English Anglican cleric and founder of Methodism, whose open-air preaching and class-meeting structure created the largest 18th-century evangelical revival. Closely associated with Charles Wesley (his hymn-writing brother) and George Whitefield (early co-revivalist, later doctrinal opponent). For an intellectual contrast, see George Whitefield, Calvinist evangelical revivalist — Whitefield's predestinarian Calvinism vs Wesley's free-grace Arminian theology split the early Methodist movement permanently in the 1739-41 break. The founding evangelical Calvinist-Arminian schism — the two parallel evangelical traditions American Christianity descends from.

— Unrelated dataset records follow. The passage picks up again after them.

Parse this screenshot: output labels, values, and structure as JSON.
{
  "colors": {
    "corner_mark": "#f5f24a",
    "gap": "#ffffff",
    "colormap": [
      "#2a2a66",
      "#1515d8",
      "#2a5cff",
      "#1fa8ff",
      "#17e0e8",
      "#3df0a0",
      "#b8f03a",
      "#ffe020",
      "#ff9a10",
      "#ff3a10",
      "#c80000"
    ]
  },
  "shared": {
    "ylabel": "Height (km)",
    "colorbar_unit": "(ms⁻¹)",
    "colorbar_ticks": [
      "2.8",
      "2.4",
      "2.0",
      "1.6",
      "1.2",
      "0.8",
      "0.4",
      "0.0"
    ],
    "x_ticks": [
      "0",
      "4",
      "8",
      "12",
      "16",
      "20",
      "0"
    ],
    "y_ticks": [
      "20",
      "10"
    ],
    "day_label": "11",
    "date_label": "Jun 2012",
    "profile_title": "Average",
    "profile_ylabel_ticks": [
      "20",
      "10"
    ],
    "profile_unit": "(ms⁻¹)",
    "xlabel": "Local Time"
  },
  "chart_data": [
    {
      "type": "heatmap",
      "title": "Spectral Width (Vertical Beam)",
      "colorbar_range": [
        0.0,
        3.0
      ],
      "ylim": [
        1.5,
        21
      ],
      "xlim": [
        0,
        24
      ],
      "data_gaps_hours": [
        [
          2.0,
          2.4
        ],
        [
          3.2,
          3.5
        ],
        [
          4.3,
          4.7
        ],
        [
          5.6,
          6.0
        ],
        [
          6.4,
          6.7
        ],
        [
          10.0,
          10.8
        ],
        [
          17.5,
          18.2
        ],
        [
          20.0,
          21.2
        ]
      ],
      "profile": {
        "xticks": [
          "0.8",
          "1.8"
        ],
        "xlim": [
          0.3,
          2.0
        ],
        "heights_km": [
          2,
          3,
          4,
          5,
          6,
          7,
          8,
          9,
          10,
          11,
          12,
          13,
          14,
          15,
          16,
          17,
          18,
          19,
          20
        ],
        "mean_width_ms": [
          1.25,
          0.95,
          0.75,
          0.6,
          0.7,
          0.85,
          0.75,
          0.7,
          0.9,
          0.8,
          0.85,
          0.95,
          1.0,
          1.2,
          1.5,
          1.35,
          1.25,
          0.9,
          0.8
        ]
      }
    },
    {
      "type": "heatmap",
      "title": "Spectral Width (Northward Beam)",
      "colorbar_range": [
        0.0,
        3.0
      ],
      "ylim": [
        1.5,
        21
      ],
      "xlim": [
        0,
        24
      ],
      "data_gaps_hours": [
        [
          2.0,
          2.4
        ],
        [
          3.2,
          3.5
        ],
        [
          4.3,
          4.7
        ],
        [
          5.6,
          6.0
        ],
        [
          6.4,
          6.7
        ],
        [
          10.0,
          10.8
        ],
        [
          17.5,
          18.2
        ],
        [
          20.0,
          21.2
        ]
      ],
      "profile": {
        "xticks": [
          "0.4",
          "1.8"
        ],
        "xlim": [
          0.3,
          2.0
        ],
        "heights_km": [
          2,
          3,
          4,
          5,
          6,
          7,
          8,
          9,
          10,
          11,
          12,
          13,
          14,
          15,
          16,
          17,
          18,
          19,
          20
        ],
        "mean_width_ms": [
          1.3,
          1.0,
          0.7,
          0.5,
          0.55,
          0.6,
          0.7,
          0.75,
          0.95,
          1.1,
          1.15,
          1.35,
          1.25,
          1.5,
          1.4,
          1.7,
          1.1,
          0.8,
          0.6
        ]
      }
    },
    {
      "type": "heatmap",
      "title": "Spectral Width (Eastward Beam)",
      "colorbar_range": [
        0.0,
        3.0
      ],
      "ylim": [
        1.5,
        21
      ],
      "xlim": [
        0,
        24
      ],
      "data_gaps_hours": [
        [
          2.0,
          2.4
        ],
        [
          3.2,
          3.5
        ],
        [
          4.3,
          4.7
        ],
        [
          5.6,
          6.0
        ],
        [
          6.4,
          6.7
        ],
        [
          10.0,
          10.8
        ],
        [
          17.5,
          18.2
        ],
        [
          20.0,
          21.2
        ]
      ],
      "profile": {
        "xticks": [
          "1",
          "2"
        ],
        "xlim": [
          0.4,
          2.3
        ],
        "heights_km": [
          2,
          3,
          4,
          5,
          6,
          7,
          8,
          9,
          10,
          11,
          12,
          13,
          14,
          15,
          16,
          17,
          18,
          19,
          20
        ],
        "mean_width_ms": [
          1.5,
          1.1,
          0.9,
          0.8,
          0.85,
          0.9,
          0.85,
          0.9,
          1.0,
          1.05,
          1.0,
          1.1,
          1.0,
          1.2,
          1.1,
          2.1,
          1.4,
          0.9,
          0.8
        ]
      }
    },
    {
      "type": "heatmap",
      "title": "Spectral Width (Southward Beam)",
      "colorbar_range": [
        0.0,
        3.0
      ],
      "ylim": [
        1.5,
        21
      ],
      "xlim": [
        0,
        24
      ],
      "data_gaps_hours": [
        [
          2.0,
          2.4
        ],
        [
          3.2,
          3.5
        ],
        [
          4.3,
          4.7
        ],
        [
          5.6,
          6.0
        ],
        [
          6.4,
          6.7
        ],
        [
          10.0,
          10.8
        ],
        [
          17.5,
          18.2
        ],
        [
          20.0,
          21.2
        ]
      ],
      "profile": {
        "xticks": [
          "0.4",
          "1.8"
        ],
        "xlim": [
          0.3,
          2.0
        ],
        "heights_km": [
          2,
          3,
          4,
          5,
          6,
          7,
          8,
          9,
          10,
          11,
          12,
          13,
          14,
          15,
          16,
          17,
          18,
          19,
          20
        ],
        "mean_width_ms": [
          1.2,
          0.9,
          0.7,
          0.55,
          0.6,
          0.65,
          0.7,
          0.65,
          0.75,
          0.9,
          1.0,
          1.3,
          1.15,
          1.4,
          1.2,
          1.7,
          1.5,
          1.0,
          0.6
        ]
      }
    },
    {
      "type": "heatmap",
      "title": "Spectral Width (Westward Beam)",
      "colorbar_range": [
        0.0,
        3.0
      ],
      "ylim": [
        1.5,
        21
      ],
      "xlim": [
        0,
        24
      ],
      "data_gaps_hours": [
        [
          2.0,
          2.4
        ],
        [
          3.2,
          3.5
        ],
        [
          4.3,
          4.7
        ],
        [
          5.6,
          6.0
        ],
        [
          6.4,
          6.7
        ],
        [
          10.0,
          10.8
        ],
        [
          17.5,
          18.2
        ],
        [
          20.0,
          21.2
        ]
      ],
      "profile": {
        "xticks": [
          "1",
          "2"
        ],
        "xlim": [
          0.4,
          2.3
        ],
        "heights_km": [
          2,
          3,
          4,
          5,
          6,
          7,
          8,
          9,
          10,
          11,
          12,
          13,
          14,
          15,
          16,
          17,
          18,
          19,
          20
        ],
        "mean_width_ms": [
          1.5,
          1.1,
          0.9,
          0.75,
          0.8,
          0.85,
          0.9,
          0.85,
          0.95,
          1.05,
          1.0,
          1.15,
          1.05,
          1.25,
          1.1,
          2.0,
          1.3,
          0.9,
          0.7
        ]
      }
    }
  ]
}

Found in 1 providers: grok
1 source checked
At face value, this declares marriage God's supreme gift to mankind — a divine act of goodness made tangible in human companionship. It draws on Genesis theology, where God creates woman because it is not good for man to be alone. The phrasing positions a wife as living proof of divine benevolence toward men specifically, elevating the institution of marriage to theological evidence rather than mere social convention.
Wesley married Mary Vazeille in 1751 in what became one of history's most notoriously miserable unions. She was reportedly jealous, volatile, and abusive — accounts describe her dragging him by his hair. She abandoned him permanently in 1771; Wesley noted her departure with unsettling calm. The quote is therefore drenched in irony: the architect of a disciplined evangelical movement publicly praising the very institution that delivered him sustained domestic misery.
Eighteenth-century England was renegotiating what marriage meant. Enlightenment thinkers were promoting companionate marriage — love and mutual regard replacing purely economic alliance — while Protestant theology insisted it remained a sacred covenant. Wesley's Methodist revival emerged precisely to counter perceived moral laxity in the Church of England. Affirming marriage as divine proof of God's goodness was both sincere Reformed theology and a public cultural statement in an era when clergy conduct and domestic virtue were under intense scrutiny.
AI-generated insights based on extensive research and information for context. Factual errors? Email [email protected].